I've had this problem before with models that are unit-less. I just
manually scaled the models (as Paul suggests) until they looked "right"
based on landmarks in the database where the sizes were known. It's an
empirical approach but it's the best you can really do if you don't know
the units of the model.

-Shayne

-----Original Message-----
From: osg-users-boun...@lists.openscenegraph.org
[mailto:osg-users-boun...@lists.openscenegraph.org] On Behalf Of Paul
Martz
Sent: Friday, August 12, 2011 1:50 PM
To: osg-users@lists.openscenegraph.org
Subject: Re: [osg-users] dimension oh a model

On 8/12/2011 11:11 AM, Sanat Talmaki wrote:
> Hi Paul,
>
> Sorry for my late reply to your post. That is a very good point you
bring up about the units of different objects in a scene.

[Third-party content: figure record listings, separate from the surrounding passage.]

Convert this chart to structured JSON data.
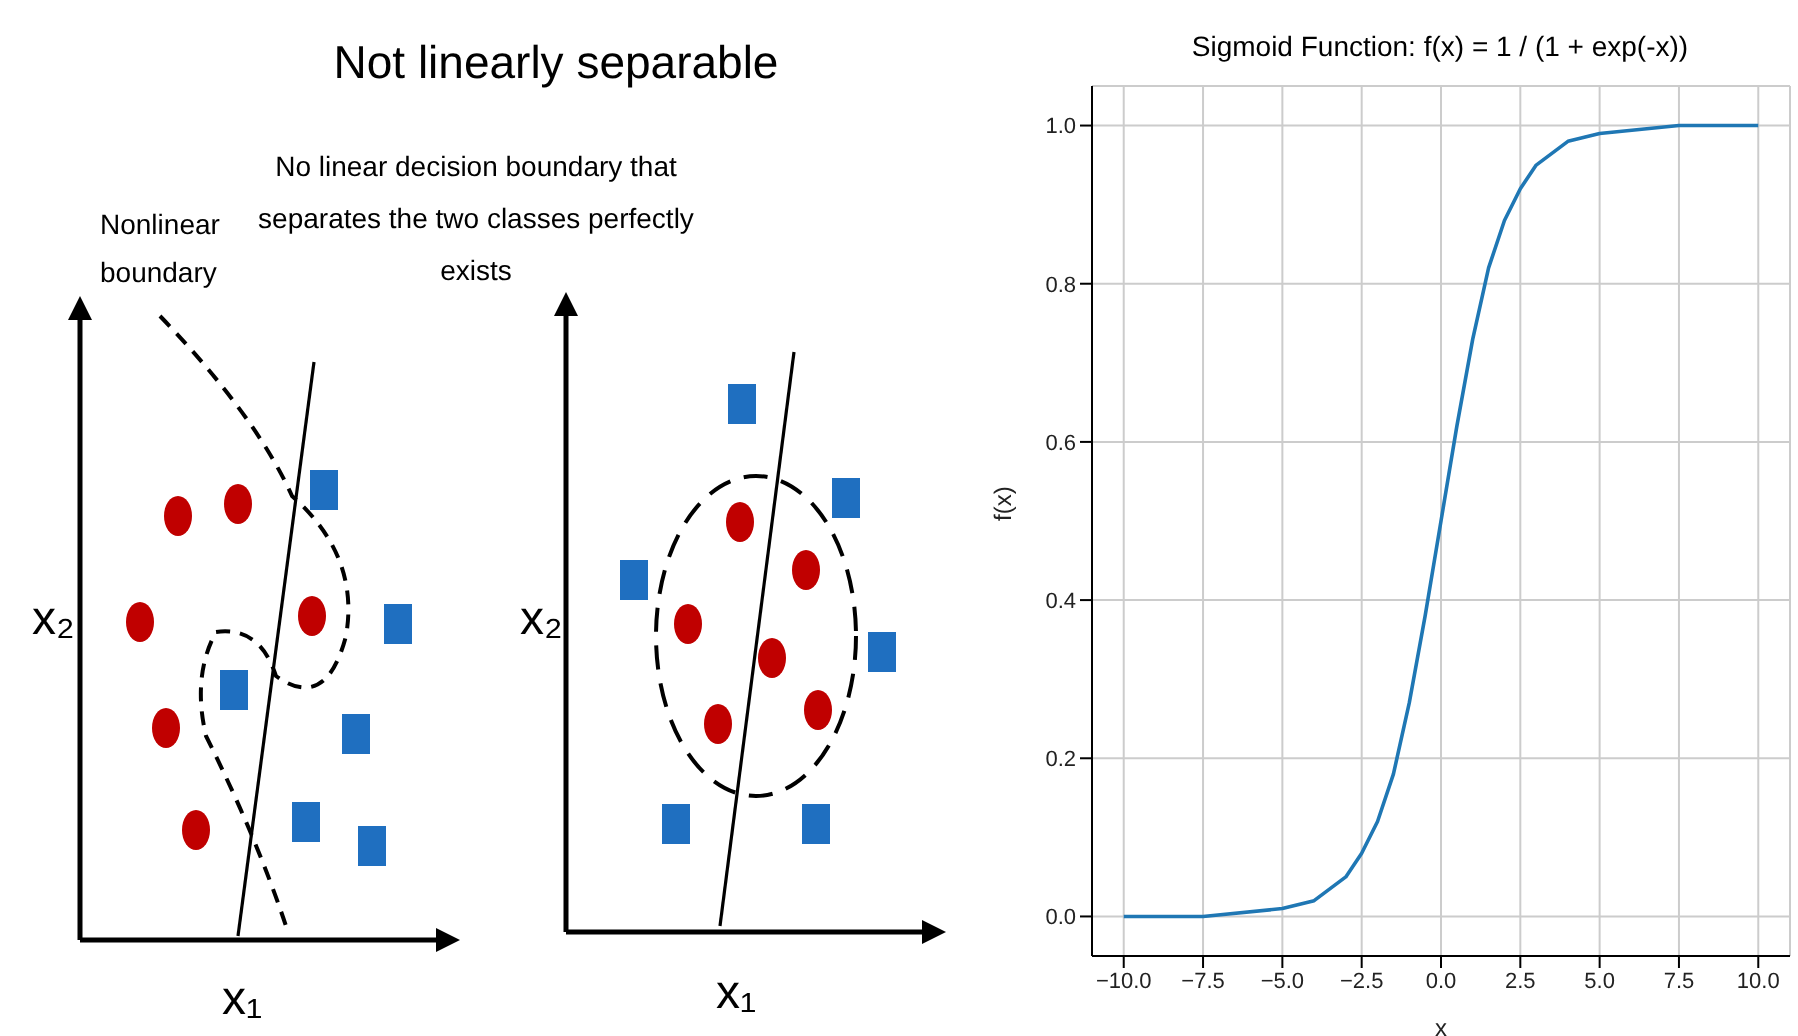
{
  "chart_data": [
    {
      "type": "other",
      "title": "Not linearly separable",
      "subtitle": "No linear decision boundary that separates the two classes perfectly exists",
      "annotations": [
        "Nonlinear boundary",
        "x₂",
        "x₁",
        "x₂",
        "x₁"
      ]
    },
    {
      "type": "line",
      "title": "Sigmoid Function: f(x) = 1 / (1 + exp(-x))",
      "xlabel": "x",
      "ylabel": "f(x)",
      "xlim": [
        -11,
        11
      ],
      "ylim": [
        -0.05,
        1.05
      ],
      "xticks": [
        {
          "value": -10,
          "label": "−10.0"
        },
        {
          "value": -7.5,
          "label": "−7.5"
        },
        {
          "value": -5,
          "label": "−5.0"
        },
        {
          "value": -2.5,
          "label": "−2.5"
        },
        {
          "value": 0,
          "label": "0.0"
        },
        {
          "value": 2.5,
          "label": "2.5"
        },
        {
          "value": 5,
          "label": "5.0"
        },
        {
          "value": 7.5,
          "label": "7.5"
        },
        {
          "value": 10,
          "label": "10.0"
        }
      ],
      "yticks": [
        {
          "value": 0,
          "label": "0.0"
        },
        {
          "value": 0.2,
          "label": "0.2"
        },
        {
          "value": 0.4,
          "label": "0.4"
        },
        {
          "value": 0.6,
          "label": "0.6"
        },
        {
          "value": 0.8,
          "label": "0.8"
        },
        {
          "value": 1,
          "label": "1.0"
        }
      ],
      "grid": true,
      "marker": "none",
      "line_style": "solid",
      "series": [
        {
          "color": "#1f77b4",
          "x": [
            -10,
            -7.5,
            -5,
            -4,
            -3,
            -2.5,
            -2,
            -1.5,
            -1,
            -0.5,
            0,
            0.5,
            1,
            1.5,
            2,
            2.5,
            3,
            4,
            5,
            7.5,
            10
          ],
          "values": [
            0,
            0,
            0.01,
            0.02,
            0.05,
            0.08,
            0.12,
            0.18,
            0.27,
            0.38,
            0.5,
            0.62,
            0.73,
            0.82,
            0.88,
            0.92,
            0.95,
            0.98,
            0.99,
            1,
            1
          ]
        }
      ]
    }
  ]
}
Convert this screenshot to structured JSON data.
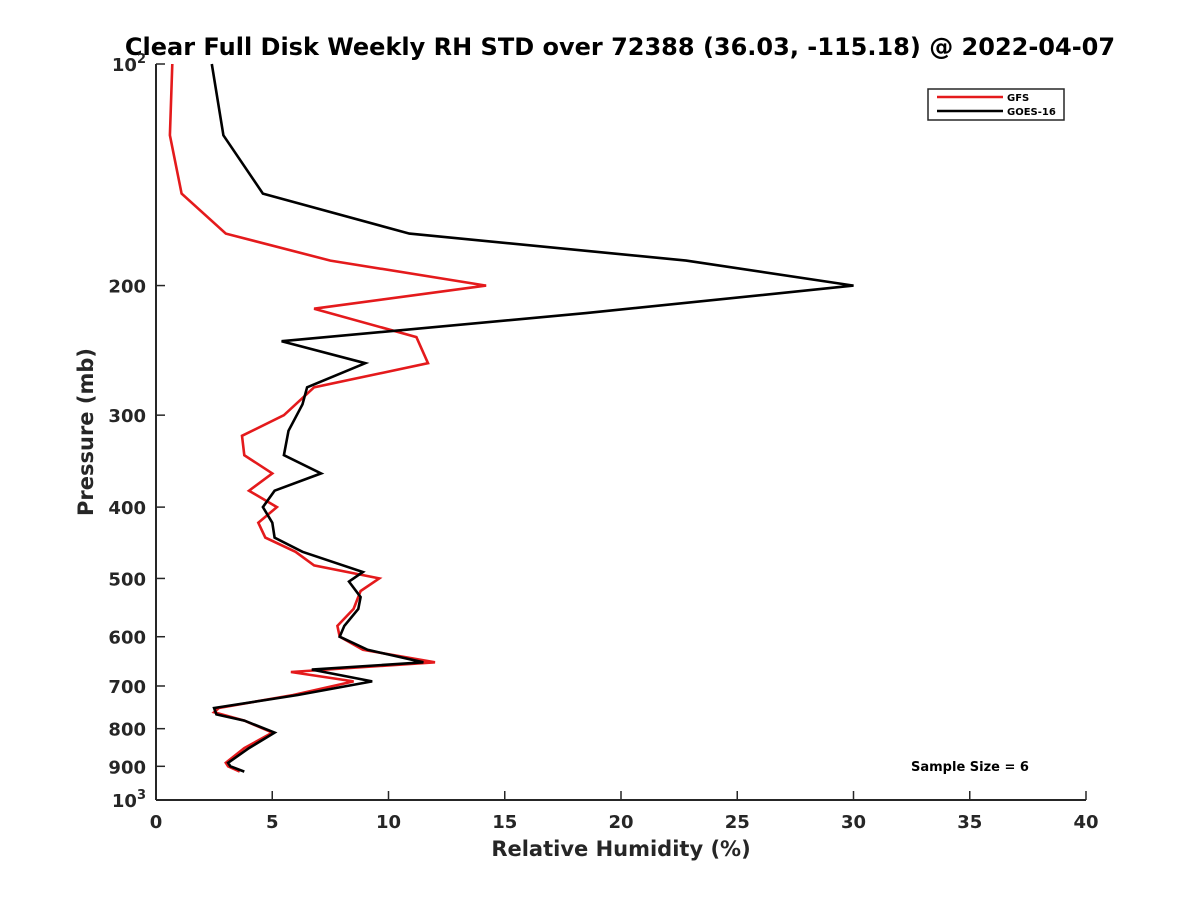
{
  "chart_data": {
    "type": "line",
    "title": "Clear Full Disk Weekly RH STD over 72388 (36.03, -115.18) @ 2022-04-07",
    "xlabel": "Relative Humidity (%)",
    "ylabel": "Pressure (mb)",
    "xlim": [
      0,
      40
    ],
    "ylim": [
      100,
      1000
    ],
    "y_scale": "log",
    "y_reversed": true,
    "grid": false,
    "legend_position": "top-right",
    "x_ticks": [
      "0",
      "5",
      "10",
      "15",
      "20",
      "25",
      "30",
      "35",
      "40"
    ],
    "x_tick_values": [
      0,
      5,
      10,
      15,
      20,
      25,
      30,
      35,
      40
    ],
    "y_ticks": [
      {
        "value": 100,
        "base": "10",
        "exp": "2"
      },
      {
        "value": 200,
        "label": "200"
      },
      {
        "value": 300,
        "label": "300"
      },
      {
        "value": 400,
        "label": "400"
      },
      {
        "value": 500,
        "label": "500"
      },
      {
        "value": 600,
        "label": "600"
      },
      {
        "value": 700,
        "label": "700"
      },
      {
        "value": 800,
        "label": "800"
      },
      {
        "value": 900,
        "label": "900"
      },
      {
        "value": 1000,
        "base": "10",
        "exp": "3"
      }
    ],
    "annotation": "Sample Size = 6",
    "series": [
      {
        "name": "GFS",
        "color": "#e41a1c",
        "points": [
          [
            0.7,
            100
          ],
          [
            0.6,
            125
          ],
          [
            1.1,
            150
          ],
          [
            3.0,
            170
          ],
          [
            7.5,
            185
          ],
          [
            14.2,
            200
          ],
          [
            6.8,
            215
          ],
          [
            11.2,
            235
          ],
          [
            11.7,
            255
          ],
          [
            6.8,
            275
          ],
          [
            5.5,
            300
          ],
          [
            3.7,
            320
          ],
          [
            3.8,
            340
          ],
          [
            5.0,
            360
          ],
          [
            4.0,
            380
          ],
          [
            5.2,
            400
          ],
          [
            4.4,
            420
          ],
          [
            4.7,
            440
          ],
          [
            6.0,
            460
          ],
          [
            6.8,
            480
          ],
          [
            9.6,
            500
          ],
          [
            8.8,
            520
          ],
          [
            8.5,
            550
          ],
          [
            7.8,
            580
          ],
          [
            7.9,
            600
          ],
          [
            8.9,
            625
          ],
          [
            12.0,
            650
          ],
          [
            5.8,
            670
          ],
          [
            8.5,
            690
          ],
          [
            5.9,
            720
          ],
          [
            2.7,
            750
          ],
          [
            2.5,
            760
          ],
          [
            3.8,
            780
          ],
          [
            5.0,
            810
          ],
          [
            3.8,
            850
          ],
          [
            3.0,
            890
          ],
          [
            3.1,
            900
          ],
          [
            3.6,
            915
          ]
        ]
      },
      {
        "name": "GOES-16",
        "color": "#000000",
        "points": [
          [
            2.4,
            100
          ],
          [
            2.9,
            125
          ],
          [
            4.6,
            150
          ],
          [
            10.9,
            170
          ],
          [
            22.8,
            185
          ],
          [
            30.0,
            200
          ],
          [
            18.5,
            218
          ],
          [
            5.4,
            238
          ],
          [
            9.0,
            255
          ],
          [
            6.5,
            275
          ],
          [
            6.3,
            290
          ],
          [
            5.7,
            315
          ],
          [
            5.5,
            340
          ],
          [
            7.1,
            360
          ],
          [
            5.1,
            380
          ],
          [
            4.6,
            400
          ],
          [
            5.0,
            420
          ],
          [
            5.1,
            440
          ],
          [
            6.3,
            460
          ],
          [
            8.9,
            490
          ],
          [
            8.3,
            505
          ],
          [
            8.8,
            530
          ],
          [
            8.7,
            550
          ],
          [
            8.1,
            580
          ],
          [
            7.9,
            600
          ],
          [
            9.1,
            625
          ],
          [
            11.5,
            650
          ],
          [
            6.7,
            665
          ],
          [
            9.3,
            690
          ],
          [
            6.1,
            720
          ],
          [
            2.5,
            750
          ],
          [
            2.6,
            765
          ],
          [
            3.8,
            780
          ],
          [
            5.1,
            810
          ],
          [
            4.0,
            850
          ],
          [
            3.1,
            890
          ],
          [
            3.2,
            900
          ],
          [
            3.8,
            915
          ]
        ]
      }
    ]
  }
}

When one uses
data from USGS in VPB to create a terrain, the rest of the objects have
to be scaled up or down to represent their real world size prior to be
being used in the scene.......
>
> But the confusion for me arises when say I load a truck in osg and its
dimensions are (12, 6, 8) = (L,W,H). (don't know what units these are
in)
> Without knowing the units of the model (whether 12 feet/meters), how
does one apply a scaling factor?
As I said in my previous post, if you don't have access to any metadata
that 
tells you what the units are, there's no way for your software to handle
this in 
an automated way. You must either manually scale the model to fit your 
application coordinate system, or you must manually create some
metadata. In the 
case you cite, both options would be based entirely on guesswork.